The most glaring example is that of Amazon Prime Air. Many beneficiaries of the sharing economy deal with platforms that connect buyers and sellers, with logistics being the greatest concern for any of them.
More often than not, the human factor and its mobilisation is blamed, as it is crutched on the tech platform for things such as GPSbased navigation and changing conditions – traffic, environmental factors and so on.
Amazon Prime Air seeks to do away with these hindrances entirely, by having a fleet of automated drones that deliver commodities.
Since they are entirely automated, they can be deployed in almost any conditions and can guarantee speedy delivery since they are airborne. Simply programming the destination in the drone, remotely or otherwise is required for operationalizing this – and can also render the human factor redundant in terms of delivery and logistics.
A quick look at their FAQ page also states that they have sophisticated ‘sense-and-avoid’ technology, multiple fail-safe mechanisms and over a dozen types of drones, adapted for different situations – a remarkable step in commercial science fiction, no doubt!
Another concern is the self-driving car model Tesla Motors founder Elon Musk has already created this pioneering technology, with Google also having developed a functional model while both of them possess certain risks, optimization is happening at an alarmingly fast rate.
Uber, with its fleet for several thousand drivers worldwide can be hit drastically if they choose to automate all their cars and link the app and bot interfaces, then we essentially have a fleet of self-driving cars that operate with greater efficiency, have inbuilt safety protocols (eliminates dangers of drinking and driving, with a host of other ownership concerns) and will render drivers redundant.
HUMAN REDUNDANCY – WORDS OF CAUTION
Last year, BBC released a comprehensive site that determines whether a robot will take your jobin the near future. While this is a stimulating exercise, it also provides scary insights.
Jobs that do not require you to creatively think on your feet, negotiate with people in a decisive manner, or do not delve into matters of the human psyche – healthcare, psychiatry, and social skill oriented jobs, have less of a risk in terms of getting replaced by automation.
The sharing economy is not entirely made of these kinds of jobs currently – Taxi Drivers can be replaced by robots, and so can a vast swath of other jobs.
Accountants, telephone salespeople, secretaries of all sorts and any job that has to do with archival management (bookkeeping etc.) already face this risk, entailing higher amounts of unemployment.
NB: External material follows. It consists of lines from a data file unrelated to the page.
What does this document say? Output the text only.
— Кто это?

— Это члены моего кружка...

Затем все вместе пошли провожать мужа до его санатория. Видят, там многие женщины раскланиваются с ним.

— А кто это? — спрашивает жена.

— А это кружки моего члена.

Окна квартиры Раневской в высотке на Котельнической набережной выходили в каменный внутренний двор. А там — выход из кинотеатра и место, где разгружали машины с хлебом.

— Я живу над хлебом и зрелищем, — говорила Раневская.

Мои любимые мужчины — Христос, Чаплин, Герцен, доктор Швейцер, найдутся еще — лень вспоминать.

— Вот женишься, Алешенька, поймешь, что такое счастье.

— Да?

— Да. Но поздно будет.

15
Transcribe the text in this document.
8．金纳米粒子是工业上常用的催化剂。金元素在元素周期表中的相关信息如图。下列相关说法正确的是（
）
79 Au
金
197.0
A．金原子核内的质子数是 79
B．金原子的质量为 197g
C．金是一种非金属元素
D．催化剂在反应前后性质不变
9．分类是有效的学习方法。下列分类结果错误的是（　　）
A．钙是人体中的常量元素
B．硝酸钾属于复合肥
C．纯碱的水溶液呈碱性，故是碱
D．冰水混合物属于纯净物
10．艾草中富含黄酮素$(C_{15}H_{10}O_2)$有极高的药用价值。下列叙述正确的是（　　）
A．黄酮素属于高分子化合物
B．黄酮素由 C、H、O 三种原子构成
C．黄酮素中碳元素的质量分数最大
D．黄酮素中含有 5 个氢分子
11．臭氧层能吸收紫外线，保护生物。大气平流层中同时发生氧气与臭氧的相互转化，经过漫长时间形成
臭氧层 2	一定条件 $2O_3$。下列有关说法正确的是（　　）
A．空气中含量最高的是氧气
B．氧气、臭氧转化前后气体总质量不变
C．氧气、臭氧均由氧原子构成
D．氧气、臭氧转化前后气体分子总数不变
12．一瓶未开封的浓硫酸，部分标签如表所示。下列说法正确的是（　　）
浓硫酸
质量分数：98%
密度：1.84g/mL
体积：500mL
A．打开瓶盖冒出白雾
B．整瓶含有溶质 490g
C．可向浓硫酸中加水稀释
Essentially, personnel who facilitate mid-to-low level interactions in businesses can all find themselves without a job in the foreseeable future. Smartphones themselves act as middlemen in the sharing economy – if you think about it.
So, here is a peek at the future of the on-demand economy as it organically and wildly grows next to technology – and should provide some insights as to its future course. It is here to stay, and must definitely be studied and understood in detail if we are to make sense of the changing economic landscape around us.